Now, then, let us look at this twofold process which is always at work--silent dropping away and silent growth.
It seems to me that the writer, probably unconsciously, being profoundly impressed with certain features of that dropping away, reproduces them most strikingly in the very structure of his sentence: Joseph died, and all his brethren, and all that generation.' The uniformity of the fate, and the separate times at which it befell individuals, are strongly set forth in the clauses, which sound like the threefold falls of earth on a coffin. They all died, but not all at the same time. They went one by one, one by one, till, at the end, they were all gone. The two things that appeal to our imagination, and ought to appeal to our consciences and wills, in reference to the succession of the generations of men, are given very strikingly, I think, in the language of my text--namely, the stealthy assaults of death upon the individuals, and its final complete victory.
If any of you were ever out at sea, and looked over a somewhat stormy water, you will have noticed, I dare say, how strangely the white crests of the breakers disappear, as if some force, acting from beneath, had plucked them under, and over the spot where they gleamed for a moment runs the blue sea. So the waves break over the great ocean of time; I might say, like swimmers pulled under by sharks, man after man, man after man, gets twitched down, till at the end--Joseph died, and all his brethren, and all that generation.'
There is another process going on side by side with this. In the vegetable world, spring and autumn are two different seasons; May rejoices in green leaves and opening buds, and nests with their young broods; but winter days are coming when the greenery drops and the nests are empty, and the birds flown. But the singular and impressive thing (which we should see if we were not so foolish and blind) which the writer of our text lays his finger upon is that at the same time the two opposite processes of death and renewal are going on, so that if you look at the facts from the one side it seems nothing but a charnel-house and a Golgotha that we live in, while, seen from the other side, it is a scene of rejoicing, budding young life, and growth.
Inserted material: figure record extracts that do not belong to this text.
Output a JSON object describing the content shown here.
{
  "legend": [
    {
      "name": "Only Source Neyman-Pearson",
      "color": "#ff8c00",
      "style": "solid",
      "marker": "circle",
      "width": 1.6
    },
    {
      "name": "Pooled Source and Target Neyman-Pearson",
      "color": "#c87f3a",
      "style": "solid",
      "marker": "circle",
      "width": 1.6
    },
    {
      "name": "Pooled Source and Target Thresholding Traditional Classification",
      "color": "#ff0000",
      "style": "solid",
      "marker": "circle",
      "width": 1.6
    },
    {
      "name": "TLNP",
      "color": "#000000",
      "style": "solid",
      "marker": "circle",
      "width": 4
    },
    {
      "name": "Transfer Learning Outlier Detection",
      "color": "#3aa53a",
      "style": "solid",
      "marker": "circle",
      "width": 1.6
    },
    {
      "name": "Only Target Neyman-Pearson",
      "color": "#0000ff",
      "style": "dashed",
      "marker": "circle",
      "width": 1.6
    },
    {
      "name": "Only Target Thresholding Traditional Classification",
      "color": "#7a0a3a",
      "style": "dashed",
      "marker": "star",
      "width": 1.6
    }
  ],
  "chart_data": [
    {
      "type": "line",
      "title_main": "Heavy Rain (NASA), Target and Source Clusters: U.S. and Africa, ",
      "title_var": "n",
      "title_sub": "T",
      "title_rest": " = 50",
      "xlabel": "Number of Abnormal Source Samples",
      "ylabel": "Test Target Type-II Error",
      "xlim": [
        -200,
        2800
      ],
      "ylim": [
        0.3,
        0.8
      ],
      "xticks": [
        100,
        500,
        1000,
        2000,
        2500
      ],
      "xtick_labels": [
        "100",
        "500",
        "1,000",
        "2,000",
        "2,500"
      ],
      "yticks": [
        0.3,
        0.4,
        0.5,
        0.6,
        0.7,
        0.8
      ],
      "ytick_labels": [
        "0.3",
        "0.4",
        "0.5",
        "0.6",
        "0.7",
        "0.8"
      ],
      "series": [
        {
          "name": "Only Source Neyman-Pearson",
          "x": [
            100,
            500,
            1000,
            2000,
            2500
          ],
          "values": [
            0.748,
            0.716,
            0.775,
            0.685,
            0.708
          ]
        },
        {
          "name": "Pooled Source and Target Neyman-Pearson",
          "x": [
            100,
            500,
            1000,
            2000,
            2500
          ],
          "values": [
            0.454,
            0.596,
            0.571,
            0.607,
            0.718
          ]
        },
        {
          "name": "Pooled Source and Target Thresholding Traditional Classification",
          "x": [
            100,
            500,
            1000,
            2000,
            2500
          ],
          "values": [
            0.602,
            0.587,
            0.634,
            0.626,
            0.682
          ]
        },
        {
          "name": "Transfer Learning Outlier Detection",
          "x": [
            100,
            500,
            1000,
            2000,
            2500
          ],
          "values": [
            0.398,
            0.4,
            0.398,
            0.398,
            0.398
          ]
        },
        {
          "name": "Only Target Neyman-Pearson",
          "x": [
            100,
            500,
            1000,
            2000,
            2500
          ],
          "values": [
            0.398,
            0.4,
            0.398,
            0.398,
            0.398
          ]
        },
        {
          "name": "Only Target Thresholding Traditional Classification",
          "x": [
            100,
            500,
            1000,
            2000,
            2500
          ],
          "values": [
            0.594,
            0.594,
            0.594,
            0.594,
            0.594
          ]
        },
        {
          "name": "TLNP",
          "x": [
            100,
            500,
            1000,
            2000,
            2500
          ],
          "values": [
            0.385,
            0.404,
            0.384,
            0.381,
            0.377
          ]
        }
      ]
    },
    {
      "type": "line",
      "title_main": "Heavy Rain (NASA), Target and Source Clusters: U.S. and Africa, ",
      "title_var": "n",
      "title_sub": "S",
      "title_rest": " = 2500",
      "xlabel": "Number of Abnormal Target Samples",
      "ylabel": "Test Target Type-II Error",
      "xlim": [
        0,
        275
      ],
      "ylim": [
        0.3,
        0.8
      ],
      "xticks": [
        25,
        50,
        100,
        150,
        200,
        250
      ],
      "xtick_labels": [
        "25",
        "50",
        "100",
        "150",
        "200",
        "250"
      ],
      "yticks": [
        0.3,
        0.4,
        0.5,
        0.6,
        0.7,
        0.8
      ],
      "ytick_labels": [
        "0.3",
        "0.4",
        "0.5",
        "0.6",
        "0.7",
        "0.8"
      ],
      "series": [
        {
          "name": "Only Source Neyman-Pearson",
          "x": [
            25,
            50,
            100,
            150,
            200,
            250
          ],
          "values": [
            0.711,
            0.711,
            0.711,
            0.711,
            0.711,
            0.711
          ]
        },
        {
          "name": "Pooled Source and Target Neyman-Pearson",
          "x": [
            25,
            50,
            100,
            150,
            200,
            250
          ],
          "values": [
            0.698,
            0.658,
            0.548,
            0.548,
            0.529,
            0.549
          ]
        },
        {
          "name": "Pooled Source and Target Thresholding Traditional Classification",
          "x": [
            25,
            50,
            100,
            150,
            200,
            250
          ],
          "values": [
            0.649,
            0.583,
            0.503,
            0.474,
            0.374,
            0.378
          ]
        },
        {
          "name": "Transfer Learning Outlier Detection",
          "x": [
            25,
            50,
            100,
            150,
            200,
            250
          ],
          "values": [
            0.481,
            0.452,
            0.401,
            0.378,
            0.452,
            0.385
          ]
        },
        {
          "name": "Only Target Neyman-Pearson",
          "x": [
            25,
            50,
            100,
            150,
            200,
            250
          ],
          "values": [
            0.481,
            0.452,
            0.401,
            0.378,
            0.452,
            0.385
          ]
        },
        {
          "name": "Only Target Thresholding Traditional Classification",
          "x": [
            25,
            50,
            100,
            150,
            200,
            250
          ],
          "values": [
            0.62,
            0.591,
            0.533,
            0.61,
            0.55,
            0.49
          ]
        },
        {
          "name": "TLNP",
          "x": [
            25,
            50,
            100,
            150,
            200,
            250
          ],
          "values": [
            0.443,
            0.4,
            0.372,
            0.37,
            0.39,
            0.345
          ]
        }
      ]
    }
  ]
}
You get these two processes in the closest juxtaposition in ordinary life. There is many a house where there is a coffin upstairs and a cradle downstairs. The churchyard is often the children's playground. The web is being run down at the one end and woven at the other. Wherever we look Every moment dies a man, Every moment one is born.'
Joseph died, and all his brethren, and all that generation. And the children of Israel multiplied exceedingly.'
But there is another thought here than that of the contemporaneousness of the two processes, and that is, as it is written on John Wesley's monument in Westminster Abbey, God buries the workmen and carries on the work.' The great Vizier who seemed to be the only protection of Israel is lying in a coffin in Egypt.' And all these truculent brothers of his that had tormented him, they are gone, and the whole generation is swept away. What of that? They were the depositories of God's purposes for a little while. Are God's purposes dead because the instruments that in part wrought them are gone? By no means. If I might use a very vulgar proverb, There are as good fish in the sea as ever came out of it,' especially if God casts the net. So when the one generation has passed away there is the other to take up the work. Thus the text is a fitting introduction to the continuance of the history of the further unfolding of God's plan which occupies the Book of Exodus.